Yeah personally i am finding already a wealth of knowledge. Also, if you look at alpha fold by deep mind, its already figured out things we couldnt have in a century of testing. As a programmer i find neural networks are exactly that. If i cant figure out hos to write a function for a hard problem, i just get a bunch of input and output samples and have it learn the function. Its like if you want to make gold from charcoal, you would just gather the gold and charcoal as training data and tell your (alchemist?) AI to figure it out.
Issue is that Ai will best be able to create apps based upon existing code (functions), Basically all LLM do is create predictive tokens based upon the input provided, They don't really invent total new methods. Where I see AI have a major impact is in White collar office jobs: Sales, Marketing, Customer Support. They could very easily replace a lot of white collar jobs. For instance in Sales, they could answer customer questions, create a sales quote, process an order, etc. In Customer support they could replace call centers, answer calls, providing answer customer questions, handing order returns, etc. Those that want to retain employment will have to be able to train AI for changes (ie new products, change in product design (ie software updates), & strategies to attract more customers. As far as coding, I think AI will run into problems debugging code, changing existing code to add functionallity, security fixes, bug patches, addressing performance problems, & update existing code for new libraries\frameworks, etc.
Until they can self reflect and store ideas that work for further training. Aka Strawberry and later versions.

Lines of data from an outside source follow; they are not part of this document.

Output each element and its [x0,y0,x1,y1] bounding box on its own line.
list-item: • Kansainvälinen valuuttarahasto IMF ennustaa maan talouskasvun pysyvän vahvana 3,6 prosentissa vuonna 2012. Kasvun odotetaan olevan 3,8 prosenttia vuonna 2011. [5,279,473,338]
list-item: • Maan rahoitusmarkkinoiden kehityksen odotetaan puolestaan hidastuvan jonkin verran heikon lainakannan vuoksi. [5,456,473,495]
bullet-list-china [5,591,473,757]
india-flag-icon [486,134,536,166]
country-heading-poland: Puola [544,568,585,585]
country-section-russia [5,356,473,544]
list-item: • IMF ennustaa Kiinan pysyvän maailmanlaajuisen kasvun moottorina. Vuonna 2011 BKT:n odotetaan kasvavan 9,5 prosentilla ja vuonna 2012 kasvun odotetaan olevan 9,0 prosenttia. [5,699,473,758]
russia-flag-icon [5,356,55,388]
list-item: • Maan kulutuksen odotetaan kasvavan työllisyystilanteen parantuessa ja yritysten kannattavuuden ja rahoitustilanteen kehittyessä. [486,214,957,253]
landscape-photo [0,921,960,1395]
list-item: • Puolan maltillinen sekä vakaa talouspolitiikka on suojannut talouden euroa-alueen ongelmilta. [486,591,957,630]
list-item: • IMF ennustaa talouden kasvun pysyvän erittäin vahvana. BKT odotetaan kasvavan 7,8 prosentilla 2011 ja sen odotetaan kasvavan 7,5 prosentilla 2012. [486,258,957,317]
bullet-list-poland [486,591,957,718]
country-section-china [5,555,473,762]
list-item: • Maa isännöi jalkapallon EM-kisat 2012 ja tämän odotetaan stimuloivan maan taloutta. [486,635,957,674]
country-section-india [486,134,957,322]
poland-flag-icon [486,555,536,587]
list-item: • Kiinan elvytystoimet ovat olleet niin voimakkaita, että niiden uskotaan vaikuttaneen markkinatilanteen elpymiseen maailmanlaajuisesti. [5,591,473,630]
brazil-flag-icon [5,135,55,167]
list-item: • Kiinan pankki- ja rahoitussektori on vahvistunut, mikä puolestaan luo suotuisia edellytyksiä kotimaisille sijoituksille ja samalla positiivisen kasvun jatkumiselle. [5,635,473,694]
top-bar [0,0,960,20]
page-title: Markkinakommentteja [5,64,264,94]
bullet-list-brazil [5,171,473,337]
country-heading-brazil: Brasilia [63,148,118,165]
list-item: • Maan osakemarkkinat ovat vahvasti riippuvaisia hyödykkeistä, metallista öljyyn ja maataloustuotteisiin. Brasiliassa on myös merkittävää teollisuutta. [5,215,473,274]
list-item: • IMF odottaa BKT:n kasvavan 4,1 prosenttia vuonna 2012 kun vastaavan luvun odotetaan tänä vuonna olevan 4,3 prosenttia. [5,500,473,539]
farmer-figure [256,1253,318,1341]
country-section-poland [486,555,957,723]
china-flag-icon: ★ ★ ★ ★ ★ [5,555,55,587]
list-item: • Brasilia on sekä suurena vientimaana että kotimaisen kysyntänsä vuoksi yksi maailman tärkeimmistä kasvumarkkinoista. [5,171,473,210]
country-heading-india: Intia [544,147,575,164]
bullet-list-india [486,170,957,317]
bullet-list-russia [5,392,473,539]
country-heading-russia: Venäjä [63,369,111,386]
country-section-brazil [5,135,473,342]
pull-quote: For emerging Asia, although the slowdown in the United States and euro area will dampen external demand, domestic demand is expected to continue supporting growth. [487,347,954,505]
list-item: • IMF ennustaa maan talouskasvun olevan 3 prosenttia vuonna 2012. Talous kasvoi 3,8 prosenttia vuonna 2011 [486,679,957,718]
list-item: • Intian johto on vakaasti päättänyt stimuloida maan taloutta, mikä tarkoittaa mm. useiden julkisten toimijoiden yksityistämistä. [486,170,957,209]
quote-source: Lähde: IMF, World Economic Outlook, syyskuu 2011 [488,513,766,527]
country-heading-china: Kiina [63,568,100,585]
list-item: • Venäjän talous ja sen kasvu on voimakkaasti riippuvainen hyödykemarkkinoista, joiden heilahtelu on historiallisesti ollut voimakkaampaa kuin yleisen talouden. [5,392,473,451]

@@OWENROTHLERNER AI just does pattern matching. It cannot do original thought.
I mean, what do we do? Is not every word we type into a sentence a set of symbolic patterns that just remixes phrases we already know? If you mix james brown samples with fatboy slim have you not created an original mix? If the scaling law holds (which looks to be the case) we can assume that parroting will become originality just like toddlers.

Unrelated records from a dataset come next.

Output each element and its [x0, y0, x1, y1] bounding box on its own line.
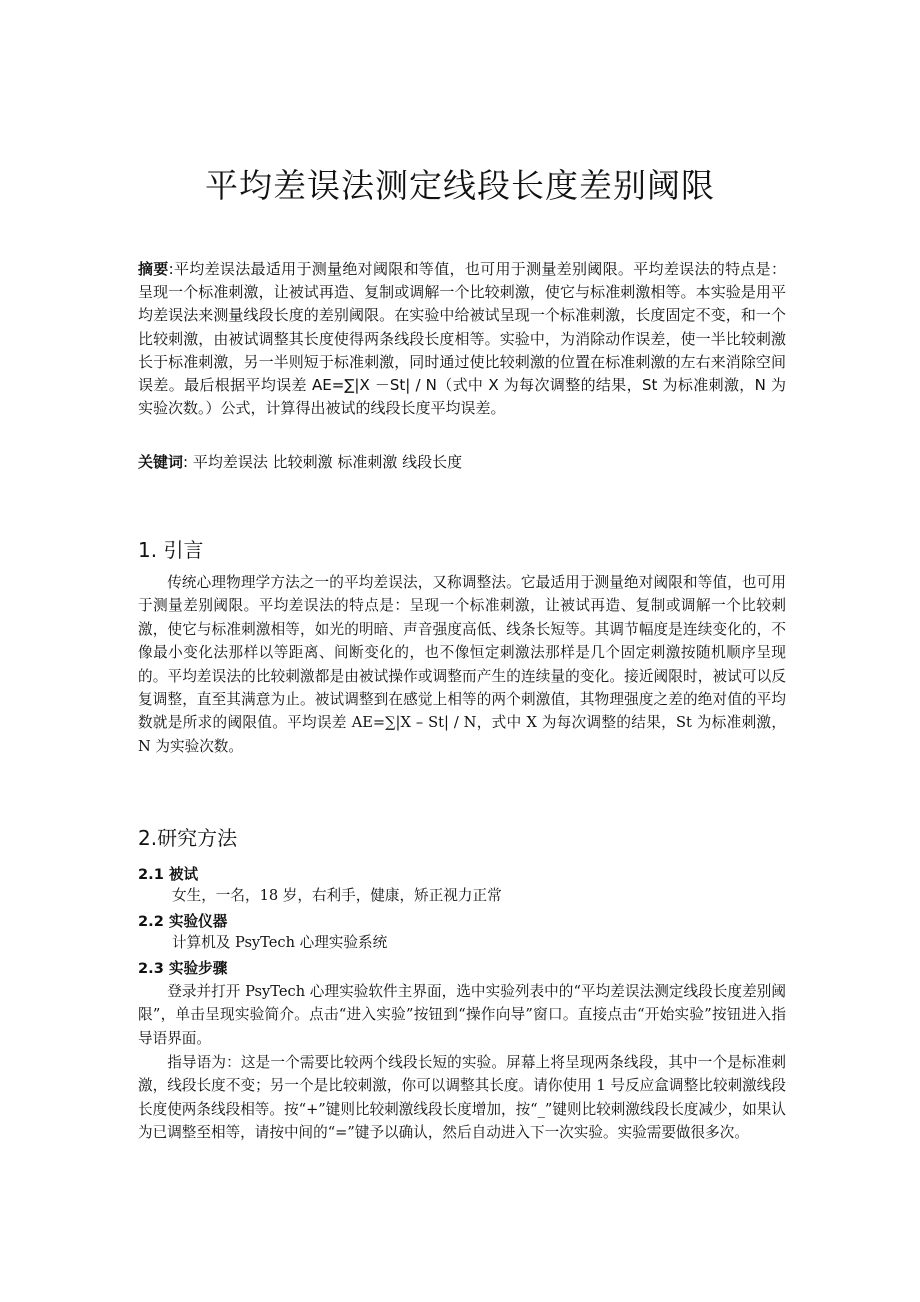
section-heading-intro: 1. 引言	[138, 538, 204, 562]
abstract-text: :平均差误法最适用于测量绝对阈限和等值，也可用于测量差别阈限。平均差误法的特点是：呈现一个标准刺激，让被试再造、复制或调解一个比较刺激，使它与标准刺激相等。本实验是用平均差误法来测量线段长度的差别阈限。在实验中给被试呈现一个标准刺激，长度固定不变，和一个比较刺激，由被试调整其长度使得两条线段长度相等。实验中，为消除动作误差，使一半比较刺激长于标准刺激，另一半则短于标准刺激，同时通过使比较刺激的位置在标准刺激的左右来消除空间误差。最后根据平均误差 AE=∑|X －St| / N（式中 X 为每次调整的结果，St 为标准刺激，N 为实验次数。）公式，计算得出被试的线段长度平均误差。	[138, 260, 786, 418]
keywords	[138, 451, 786, 474]
abstract-label: 摘要	[138, 260, 169, 278]
subsection-heading-apparatus: 2.2 实验仪器	[138, 913, 228, 930]
subject-text: 女生，一名，18 岁，右利手，健康，矫正视力正常	[172, 887, 502, 904]
procedure-paragraph-1: 登录并打开 PsyTech 心理实验软件主界面，选中实验列表中的“平均差误法测定线段长度差别阈限”，单击呈现实验简介。点击“进入实验”按钮到“操作向导”窗口。直接点击“开始实验”按钮进入指导语界面。	[138, 983, 786, 1047]
abstract	[138, 258, 786, 420]
keywords-text: : 平均差误法 比较刺激 标准刺激 线段长度	[183, 453, 463, 471]
apparatus-text: 计算机及 PsyTech 心理实验系统	[172, 934, 388, 951]
intro-paragraph: 传统心理物理学方法之一的平均差误法，又称调整法。它最适用于测量绝对阈限和等值，也可用于测量差别阈限。平均差误法的特点是：呈现一个标准刺激，让被试再造、复制或调解一个比较刺激，使它与标准刺激相等，如光的明暗、声音强度高低、线条长短等。其调节幅度是连续变化的，不像最小变化法那样以等距离、间断变化的，也不像恒定刺激法那样是几个固定刺激按随机顺序呈现的。平均差误法的比较刺激都是由被试操作或调整而产生的连续量的变化。接近阈限时，被试可以反复调整，直至其满意为止。被试调整到在感觉上相等的两个刺激值，其物理强度之差的绝对值的平均数就是所求的阈限值。平均误差 AE=∑|X – St| / N，式中 X 为每次调整的结果，St 为标准刺激，N 为实验次数。	[138, 574, 786, 755]
paper-title: 平均差误法测定线段长度差别阈限	[205, 166, 715, 205]
subsection-heading-procedure: 2.3 实验步骤	[138, 960, 228, 977]
section-heading-method: 2.研究方法	[138, 826, 238, 850]
subsection-heading-subject: 2.1 被试	[138, 866, 199, 883]
procedure-paragraph-2: 指导语为：这是一个需要比较两个线段长短的实验。屏幕上将呈现两条线段，其中一个是标准刺激，线段长度不变；另一个是比较刺激，你可以调整其长度。请你使用 1 号反应盒调整比较刺激线段长度使两条线段相等。按“+”键则比较刺激线段长度增加，按“_”键则比较刺激线段长度减少，如果认为已调整至相等，请按中间的“=”键予以确认，然后自动进入下一次实验。实验需要做很多次。	[138, 1054, 786, 1142]
keywords-label: 关键词	[138, 453, 184, 471]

That is not an original thought. No offense. I'll put it another way... how many original thoughts do we have every day on average? Personally i dont think anything im saying here is original, as im not the only person who thinks this way. Im just the one who is saying it
Most coding is not original, most coders are doing the same things at different companies. We waste lots of time thinking through loops or statements. I'm worried about my job security honestly.